Lots of very good questions.

The mushrooms seem to be growing out of the roots to me. These mushrooms don't seem to have stems. Some are growing in the leaf mulch but I had assumed the roots were right under them.

There are 25 or so mushrooms only on one side of the tree.

I have never seen them before this year. We also have not had so much rain as this though. It rained 13 inches in June alone. We do not mow around this tree since no grass grows there, It is too shady. It is surrounded on two sides by a privacy fence, and one side by the house. It is in the side yard. One fence is our backyard fence and the other is the neighbor's side fence. When we have a bit of sun, some of these mushrooms tend to dry up or rot.

We are in suburb land so I have not seen any rouge cows trampling my tree.

One of the mushrooms is about 6 inches from the trunk, and the furthest one out is about 10 feet out.

Not sure about the wound question. It does not appear so, but it could be that they are damaged. Many of the roots seem to be growing on the surface. The roots tend to criss cross each other.

Yes this tree has been pruned. Its branches get stuck on the side of the house or fence, so some of the lower branches have been removed. Maybe 10-15 feet up.

I see no seepage of any kind. This is our largest tree. Its spread is about 20-25 feet. I do not see bugs either.

We have clay soil but under this tree it is as if either all the clay has been washed away, due to no plants growing under the tree to hold the soil, or the tree is using up all the hummus to survive. The soil is dry and sandy.

Some of the leaves appear a little dried up around the edges, but seems worse on the side with the mushrooms.

The tree has this very large gurdling root what goes halfway around the tree. It may be strangling the tree. The mushrooms are growing where there is more sun, and an the opposite side of the gurdling root.

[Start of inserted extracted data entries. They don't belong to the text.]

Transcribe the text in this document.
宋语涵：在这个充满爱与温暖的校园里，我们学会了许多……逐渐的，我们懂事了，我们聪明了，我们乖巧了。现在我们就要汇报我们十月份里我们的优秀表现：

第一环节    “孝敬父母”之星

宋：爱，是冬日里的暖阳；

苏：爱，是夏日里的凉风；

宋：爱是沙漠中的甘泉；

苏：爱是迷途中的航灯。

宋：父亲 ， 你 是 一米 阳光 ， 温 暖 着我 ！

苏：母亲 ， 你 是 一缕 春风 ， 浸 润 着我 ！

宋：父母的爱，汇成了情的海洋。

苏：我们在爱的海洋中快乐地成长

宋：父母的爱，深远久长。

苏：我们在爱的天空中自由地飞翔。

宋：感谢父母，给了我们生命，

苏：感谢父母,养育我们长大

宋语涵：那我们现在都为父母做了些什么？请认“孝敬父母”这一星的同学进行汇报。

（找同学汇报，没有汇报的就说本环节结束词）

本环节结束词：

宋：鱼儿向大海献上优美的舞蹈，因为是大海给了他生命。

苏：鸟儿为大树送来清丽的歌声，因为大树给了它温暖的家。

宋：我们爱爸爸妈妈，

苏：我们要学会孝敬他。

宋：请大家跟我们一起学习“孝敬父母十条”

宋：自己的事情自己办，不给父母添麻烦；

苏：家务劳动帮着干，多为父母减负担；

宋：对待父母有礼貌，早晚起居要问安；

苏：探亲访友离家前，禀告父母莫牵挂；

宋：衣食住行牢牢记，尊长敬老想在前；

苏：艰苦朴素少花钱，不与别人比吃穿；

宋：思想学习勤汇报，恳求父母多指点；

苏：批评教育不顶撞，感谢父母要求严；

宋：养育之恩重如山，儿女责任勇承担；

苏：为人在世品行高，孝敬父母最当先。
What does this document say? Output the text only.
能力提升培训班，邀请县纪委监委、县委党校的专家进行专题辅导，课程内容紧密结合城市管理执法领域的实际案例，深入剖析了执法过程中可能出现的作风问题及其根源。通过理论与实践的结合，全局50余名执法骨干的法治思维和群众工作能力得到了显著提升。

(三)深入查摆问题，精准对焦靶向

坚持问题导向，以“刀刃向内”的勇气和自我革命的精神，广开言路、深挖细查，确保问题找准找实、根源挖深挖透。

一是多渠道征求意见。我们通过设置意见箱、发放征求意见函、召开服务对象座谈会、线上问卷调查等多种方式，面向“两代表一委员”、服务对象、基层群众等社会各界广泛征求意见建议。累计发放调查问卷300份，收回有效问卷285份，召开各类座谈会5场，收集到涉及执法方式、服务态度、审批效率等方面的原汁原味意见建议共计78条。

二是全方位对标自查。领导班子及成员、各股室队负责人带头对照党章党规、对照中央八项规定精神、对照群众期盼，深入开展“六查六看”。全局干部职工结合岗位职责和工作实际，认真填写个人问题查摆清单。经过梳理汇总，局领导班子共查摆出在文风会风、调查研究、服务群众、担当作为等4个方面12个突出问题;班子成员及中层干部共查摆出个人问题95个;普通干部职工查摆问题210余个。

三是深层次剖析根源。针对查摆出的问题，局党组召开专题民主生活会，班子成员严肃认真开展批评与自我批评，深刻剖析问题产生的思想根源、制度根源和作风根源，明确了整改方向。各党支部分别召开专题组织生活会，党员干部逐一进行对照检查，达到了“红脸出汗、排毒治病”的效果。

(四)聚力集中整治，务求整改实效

The arborist, that cut down a cotton wood tree for us, said that the root should have been clipped off when it was planted. He says this happens at the nursery. The tree's roots get pot bound and start to circle around the pot. He said this root would one day kill the tree. As a side note, he said all our trees looked like telephone poles, meaning they all were planted too deep. There is little to no flare to any of our tree trunks. I know they are not growing as fast and healthy as they should but, I would hate to chop them down, just because one day they may die due to lack of oxygen. This rainy year is testing their ability to survive with limited oxygen.

On the leaves that are brown, there is this white substance. I would think from the looks of it, a bug or bacteria or something is making the leave dry up. Most of the trees leaves look fine though.

Maybe the tree is stressed from all this rain we have been having?

I guess it is silly of me to think without seeing the tree or a picture of it, anyone could figure out what is happening.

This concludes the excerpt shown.